Gespür für Bakterien. Er wolle «immer etwas besser sein als die anderen», sagt Schmid über seine Arbeitsmoral, aber dass er heute Käse macht, war eher ein Zufall. «Ich wäre gerne Bauer geworden, konnte mir aber keinen Hof leisten», erzählt er. Der freundliche Toggenburger, dem immer ein listiges Lächeln um die Augen flackert, hat dann zum Glück sein Gespür für Bakterien, positiv aufgeladenes Milcheiweiss und andere alchemistische Gesetze der Milchfermentation entdeckt. 2006 übernahm er die Käserei im Kleinstädtchen Lichtensteig SG.

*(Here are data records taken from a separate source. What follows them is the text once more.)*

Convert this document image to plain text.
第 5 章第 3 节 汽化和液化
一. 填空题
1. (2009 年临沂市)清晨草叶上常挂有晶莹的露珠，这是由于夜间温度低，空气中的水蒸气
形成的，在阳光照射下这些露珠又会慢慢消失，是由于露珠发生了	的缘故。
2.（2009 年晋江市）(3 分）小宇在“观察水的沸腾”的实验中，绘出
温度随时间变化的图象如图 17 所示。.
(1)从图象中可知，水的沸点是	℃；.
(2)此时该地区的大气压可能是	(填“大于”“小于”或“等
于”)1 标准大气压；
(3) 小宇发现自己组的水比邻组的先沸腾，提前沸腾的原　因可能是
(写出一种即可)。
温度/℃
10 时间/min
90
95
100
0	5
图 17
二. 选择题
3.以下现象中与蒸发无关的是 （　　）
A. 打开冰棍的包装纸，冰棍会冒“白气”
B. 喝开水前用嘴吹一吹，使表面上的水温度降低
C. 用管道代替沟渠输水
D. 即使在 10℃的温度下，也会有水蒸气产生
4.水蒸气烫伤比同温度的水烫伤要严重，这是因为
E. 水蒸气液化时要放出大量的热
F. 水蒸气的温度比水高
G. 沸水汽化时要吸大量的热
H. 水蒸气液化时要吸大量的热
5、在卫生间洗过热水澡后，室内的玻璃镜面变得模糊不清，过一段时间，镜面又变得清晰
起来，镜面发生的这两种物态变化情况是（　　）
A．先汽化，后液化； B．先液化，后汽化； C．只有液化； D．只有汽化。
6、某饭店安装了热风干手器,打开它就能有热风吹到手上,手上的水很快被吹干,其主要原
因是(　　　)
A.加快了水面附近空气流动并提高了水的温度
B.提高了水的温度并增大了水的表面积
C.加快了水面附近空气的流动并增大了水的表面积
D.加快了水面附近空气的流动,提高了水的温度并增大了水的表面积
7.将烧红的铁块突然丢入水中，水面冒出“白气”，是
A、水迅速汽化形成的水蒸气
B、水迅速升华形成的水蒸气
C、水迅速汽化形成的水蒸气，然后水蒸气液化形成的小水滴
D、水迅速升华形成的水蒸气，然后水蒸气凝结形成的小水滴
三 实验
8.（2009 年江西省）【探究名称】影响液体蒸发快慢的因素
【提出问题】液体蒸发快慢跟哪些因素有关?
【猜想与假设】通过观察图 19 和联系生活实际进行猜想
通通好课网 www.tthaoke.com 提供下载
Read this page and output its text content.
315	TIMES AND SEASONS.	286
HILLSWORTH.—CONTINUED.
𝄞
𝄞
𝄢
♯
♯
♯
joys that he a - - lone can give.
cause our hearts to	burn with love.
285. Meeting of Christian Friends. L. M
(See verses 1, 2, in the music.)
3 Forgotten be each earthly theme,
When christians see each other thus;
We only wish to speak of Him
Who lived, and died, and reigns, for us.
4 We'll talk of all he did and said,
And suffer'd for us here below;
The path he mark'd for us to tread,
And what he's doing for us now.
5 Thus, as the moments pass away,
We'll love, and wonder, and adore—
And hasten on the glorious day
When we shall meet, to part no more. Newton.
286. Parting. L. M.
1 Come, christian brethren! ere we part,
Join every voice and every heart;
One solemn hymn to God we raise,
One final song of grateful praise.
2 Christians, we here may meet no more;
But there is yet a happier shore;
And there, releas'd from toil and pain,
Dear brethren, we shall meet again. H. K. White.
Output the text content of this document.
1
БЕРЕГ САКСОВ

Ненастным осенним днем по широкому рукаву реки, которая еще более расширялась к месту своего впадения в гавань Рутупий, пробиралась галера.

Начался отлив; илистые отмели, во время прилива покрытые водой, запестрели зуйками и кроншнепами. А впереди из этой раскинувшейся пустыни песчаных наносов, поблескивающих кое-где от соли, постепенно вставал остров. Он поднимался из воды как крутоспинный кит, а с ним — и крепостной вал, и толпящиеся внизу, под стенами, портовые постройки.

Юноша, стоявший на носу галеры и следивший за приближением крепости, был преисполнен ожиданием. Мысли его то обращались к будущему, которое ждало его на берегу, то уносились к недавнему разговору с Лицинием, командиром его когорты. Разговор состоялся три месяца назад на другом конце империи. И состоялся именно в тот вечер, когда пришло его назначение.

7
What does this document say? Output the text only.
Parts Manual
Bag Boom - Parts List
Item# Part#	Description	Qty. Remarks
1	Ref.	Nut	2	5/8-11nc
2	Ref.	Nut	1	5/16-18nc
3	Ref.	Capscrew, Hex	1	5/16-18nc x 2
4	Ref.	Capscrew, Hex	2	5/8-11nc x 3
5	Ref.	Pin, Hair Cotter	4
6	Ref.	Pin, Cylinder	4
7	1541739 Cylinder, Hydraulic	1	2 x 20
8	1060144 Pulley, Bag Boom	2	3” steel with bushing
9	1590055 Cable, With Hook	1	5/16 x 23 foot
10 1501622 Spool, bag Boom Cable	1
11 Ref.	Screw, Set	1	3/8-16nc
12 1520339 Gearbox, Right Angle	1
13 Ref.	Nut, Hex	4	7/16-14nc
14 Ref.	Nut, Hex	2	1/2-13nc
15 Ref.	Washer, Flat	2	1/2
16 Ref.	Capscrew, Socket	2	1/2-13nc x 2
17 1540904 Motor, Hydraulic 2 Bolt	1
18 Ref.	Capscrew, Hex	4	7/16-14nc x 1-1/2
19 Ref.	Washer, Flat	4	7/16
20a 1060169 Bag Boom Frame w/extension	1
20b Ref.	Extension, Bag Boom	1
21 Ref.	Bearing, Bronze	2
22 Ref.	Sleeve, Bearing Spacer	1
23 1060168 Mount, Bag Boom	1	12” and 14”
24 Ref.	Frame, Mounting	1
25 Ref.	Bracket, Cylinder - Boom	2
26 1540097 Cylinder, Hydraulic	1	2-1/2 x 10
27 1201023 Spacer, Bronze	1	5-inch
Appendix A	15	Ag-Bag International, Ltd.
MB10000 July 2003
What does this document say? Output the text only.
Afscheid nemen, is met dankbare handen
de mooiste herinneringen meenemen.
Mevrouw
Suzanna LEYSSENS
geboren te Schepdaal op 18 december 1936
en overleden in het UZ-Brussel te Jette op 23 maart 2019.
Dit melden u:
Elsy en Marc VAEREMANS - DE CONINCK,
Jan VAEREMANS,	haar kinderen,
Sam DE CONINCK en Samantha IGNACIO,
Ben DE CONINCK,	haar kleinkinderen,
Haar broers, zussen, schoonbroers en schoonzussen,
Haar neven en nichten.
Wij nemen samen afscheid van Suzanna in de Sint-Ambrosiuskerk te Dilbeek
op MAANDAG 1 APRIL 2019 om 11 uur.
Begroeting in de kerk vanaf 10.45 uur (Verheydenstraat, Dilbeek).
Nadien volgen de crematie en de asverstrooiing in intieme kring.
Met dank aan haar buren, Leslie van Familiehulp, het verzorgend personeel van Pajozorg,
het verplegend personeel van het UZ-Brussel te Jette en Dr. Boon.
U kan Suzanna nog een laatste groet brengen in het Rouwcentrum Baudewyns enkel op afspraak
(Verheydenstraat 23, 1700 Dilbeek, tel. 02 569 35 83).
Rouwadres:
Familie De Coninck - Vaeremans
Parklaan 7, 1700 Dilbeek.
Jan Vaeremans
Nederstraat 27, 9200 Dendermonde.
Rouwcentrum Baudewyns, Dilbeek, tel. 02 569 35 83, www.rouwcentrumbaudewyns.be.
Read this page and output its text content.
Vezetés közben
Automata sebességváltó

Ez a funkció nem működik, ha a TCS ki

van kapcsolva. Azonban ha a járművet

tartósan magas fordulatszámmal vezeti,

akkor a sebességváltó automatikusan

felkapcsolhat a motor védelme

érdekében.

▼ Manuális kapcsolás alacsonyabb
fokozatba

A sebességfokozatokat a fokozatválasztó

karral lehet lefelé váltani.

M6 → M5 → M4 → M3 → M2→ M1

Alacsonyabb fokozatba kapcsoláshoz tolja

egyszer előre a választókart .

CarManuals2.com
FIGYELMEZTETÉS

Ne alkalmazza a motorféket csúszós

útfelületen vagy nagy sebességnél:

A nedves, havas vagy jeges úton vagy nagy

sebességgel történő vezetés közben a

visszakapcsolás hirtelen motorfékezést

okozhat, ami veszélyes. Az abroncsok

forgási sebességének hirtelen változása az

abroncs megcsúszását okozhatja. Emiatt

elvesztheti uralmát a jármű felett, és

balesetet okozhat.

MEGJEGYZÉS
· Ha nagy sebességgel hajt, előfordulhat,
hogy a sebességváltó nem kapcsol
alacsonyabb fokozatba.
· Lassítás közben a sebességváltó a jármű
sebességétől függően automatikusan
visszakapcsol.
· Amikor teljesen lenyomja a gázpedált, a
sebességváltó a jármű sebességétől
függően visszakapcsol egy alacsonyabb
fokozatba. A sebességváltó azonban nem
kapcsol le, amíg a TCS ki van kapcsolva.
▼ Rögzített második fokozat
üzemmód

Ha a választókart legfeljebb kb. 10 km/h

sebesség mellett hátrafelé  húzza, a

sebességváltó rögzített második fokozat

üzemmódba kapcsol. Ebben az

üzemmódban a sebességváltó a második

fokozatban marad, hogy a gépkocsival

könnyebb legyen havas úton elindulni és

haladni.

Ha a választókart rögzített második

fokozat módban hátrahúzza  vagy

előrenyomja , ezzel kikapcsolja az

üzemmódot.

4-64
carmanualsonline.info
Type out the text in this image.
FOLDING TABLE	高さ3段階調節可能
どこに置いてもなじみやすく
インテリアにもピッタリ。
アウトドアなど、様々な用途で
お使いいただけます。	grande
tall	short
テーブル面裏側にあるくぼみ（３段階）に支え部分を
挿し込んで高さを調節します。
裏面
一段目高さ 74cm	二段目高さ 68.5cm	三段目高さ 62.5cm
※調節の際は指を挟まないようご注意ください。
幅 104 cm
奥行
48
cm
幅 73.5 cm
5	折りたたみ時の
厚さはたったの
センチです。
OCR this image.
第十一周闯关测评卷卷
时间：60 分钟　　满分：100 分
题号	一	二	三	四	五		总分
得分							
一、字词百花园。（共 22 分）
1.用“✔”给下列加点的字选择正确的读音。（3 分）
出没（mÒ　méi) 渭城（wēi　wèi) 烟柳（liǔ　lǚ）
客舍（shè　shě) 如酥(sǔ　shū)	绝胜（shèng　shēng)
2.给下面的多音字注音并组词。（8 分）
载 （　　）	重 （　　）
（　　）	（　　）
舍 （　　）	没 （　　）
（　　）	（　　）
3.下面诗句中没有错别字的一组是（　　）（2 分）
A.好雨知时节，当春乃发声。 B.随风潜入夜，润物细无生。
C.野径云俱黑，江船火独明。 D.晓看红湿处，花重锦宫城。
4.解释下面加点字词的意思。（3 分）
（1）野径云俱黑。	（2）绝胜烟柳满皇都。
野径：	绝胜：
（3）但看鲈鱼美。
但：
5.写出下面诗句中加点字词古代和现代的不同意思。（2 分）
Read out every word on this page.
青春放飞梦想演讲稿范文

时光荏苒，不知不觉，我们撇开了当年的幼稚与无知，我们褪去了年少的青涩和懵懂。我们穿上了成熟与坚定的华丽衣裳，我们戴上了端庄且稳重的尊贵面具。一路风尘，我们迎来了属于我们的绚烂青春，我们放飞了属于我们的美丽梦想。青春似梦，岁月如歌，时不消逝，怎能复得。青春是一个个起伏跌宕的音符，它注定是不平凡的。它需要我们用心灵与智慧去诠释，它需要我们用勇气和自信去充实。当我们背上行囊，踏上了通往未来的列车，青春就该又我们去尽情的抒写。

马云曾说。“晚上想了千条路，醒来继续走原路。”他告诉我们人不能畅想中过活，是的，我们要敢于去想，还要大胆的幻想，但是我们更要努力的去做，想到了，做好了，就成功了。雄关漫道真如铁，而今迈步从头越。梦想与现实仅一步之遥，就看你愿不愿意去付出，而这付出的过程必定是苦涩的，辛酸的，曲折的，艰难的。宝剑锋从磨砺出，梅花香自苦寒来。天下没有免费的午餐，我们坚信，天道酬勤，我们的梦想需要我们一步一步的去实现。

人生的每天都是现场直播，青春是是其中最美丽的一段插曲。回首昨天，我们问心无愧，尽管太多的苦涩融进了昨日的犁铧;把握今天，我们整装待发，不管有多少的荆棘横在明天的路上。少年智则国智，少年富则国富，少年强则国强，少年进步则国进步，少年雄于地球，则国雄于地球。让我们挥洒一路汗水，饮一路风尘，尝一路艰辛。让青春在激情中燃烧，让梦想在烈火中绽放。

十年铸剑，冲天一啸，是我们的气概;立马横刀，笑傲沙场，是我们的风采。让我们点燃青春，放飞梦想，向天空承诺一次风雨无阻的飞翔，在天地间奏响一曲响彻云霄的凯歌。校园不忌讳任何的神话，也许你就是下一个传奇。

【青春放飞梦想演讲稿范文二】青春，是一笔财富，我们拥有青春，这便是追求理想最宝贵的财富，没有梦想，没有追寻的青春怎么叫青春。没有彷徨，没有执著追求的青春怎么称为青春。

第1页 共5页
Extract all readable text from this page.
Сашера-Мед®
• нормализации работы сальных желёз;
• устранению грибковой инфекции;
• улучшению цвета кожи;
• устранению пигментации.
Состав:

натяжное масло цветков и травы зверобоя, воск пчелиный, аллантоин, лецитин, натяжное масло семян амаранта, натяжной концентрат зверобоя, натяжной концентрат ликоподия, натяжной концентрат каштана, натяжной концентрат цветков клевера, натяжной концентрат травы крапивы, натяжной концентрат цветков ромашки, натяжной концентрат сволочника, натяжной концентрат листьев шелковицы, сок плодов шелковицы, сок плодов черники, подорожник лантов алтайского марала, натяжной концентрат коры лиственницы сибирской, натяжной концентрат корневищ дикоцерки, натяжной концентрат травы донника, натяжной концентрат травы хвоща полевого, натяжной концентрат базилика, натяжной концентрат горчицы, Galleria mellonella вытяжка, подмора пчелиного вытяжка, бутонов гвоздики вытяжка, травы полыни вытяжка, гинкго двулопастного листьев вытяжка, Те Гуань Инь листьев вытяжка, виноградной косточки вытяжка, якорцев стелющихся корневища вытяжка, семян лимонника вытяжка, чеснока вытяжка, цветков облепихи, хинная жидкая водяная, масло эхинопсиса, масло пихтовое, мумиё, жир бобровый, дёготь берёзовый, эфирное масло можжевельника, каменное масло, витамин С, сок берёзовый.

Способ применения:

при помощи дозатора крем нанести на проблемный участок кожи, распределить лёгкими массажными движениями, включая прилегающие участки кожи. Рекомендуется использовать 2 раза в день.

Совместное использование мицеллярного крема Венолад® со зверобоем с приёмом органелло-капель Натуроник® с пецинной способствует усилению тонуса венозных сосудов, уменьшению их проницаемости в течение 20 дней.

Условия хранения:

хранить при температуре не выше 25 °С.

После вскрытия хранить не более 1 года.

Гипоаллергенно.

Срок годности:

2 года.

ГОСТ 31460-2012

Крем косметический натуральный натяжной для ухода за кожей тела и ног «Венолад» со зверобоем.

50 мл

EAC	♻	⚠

Sonderwünsche. Für Silvia Manser stellt Schmid exklusiv einen Ricotta her. Gegenseitige Sympathie ist die Voraussetzung dafür, dass der eigenwillige Käser Sonderwünsche von Köchen erfüllt. «Und wenn es nicht besser ist als das, was es schon gibt, mache ich es nicht», sagt er. So hat Willi Schmid zum Beispiel auch angefangen, aus der Jersey-Milch Butter herzustellen, weil ihn die meisten Schweizer Produkte nicht überzeugt haben und weil «es mir der ‹Grind› nicht zuliess, französische Butter zu essen».
Offene Stalltüren. Eigenwilligkeit und eine starke Überzeugung für die eigenen Ideen treiben – wieder zurück in Gais – auch den 38-jährigen Landwirt Tobias Koster an. Mit seiner Streichelfarm in Gais und offenen Stalltüren will er Einheimischen und Touristen zeigen, dass es bei seiner Art von Rinderzucht nichts zu verstecken gibt. «Ich setze auf Mutterkuhhaltung und gebe meinen Tieren nur Futter aus eigenem Anbau zu fressen», erklärt der Bauer mit Bart, Tattoos und Piercings. Freundliches Grauvieh und einige ausgeglichene Wagyu-Rinder grasen auf seinen Weiden. Er wolle nur Tiere mit einem ruhigen Charakter, sagt er.
«Weg vom Massenprodukt.» In Zusammenarbeit mit Metzger Philip Fässler werden Kosters Rinder auf dem Hof möglichst schonend und stressfrei betäubt und getötet. Eine präzis abgestimmte Logistik sorgt dafür, dass innerhalb von höchstens 45 Minuten die Innereien im neuen, modernen Schlachtbetrieb in Appenzell entnommen werden können. Unter dem Label «Appenzeller Beef» wird das hervorragende Fleisch vermarktet. Fässler ist überzeugt, dass Fleisch «weg vom Massenprodukt» positioniert werden muss.
Innere Balance. Beim Betrachten der steilen grünen Hügel in dieser wohl herausfordernden, aber gleichzeitig anmutigen Landschaft, der neugierigen Kühe, die mit gleichmässig schwerem Atem an den auswärtigen Besuchern schnuppern, der Alpsteinkette, die sich als beruhigende Konstante am Horizont erhebt, erfasst einen wie von selbst diese irgendwie eigenwillige Appenzeller Harmonie der Natur. Und in diesem Zustand der inneren Balance lässt sich ganz gut verstehen, wo die Methode Manser ihre Wurzeln hat und warum sich Silvia Manser gerade hier zu einer aussergewöhnlichen Köchin entwickeln konnte.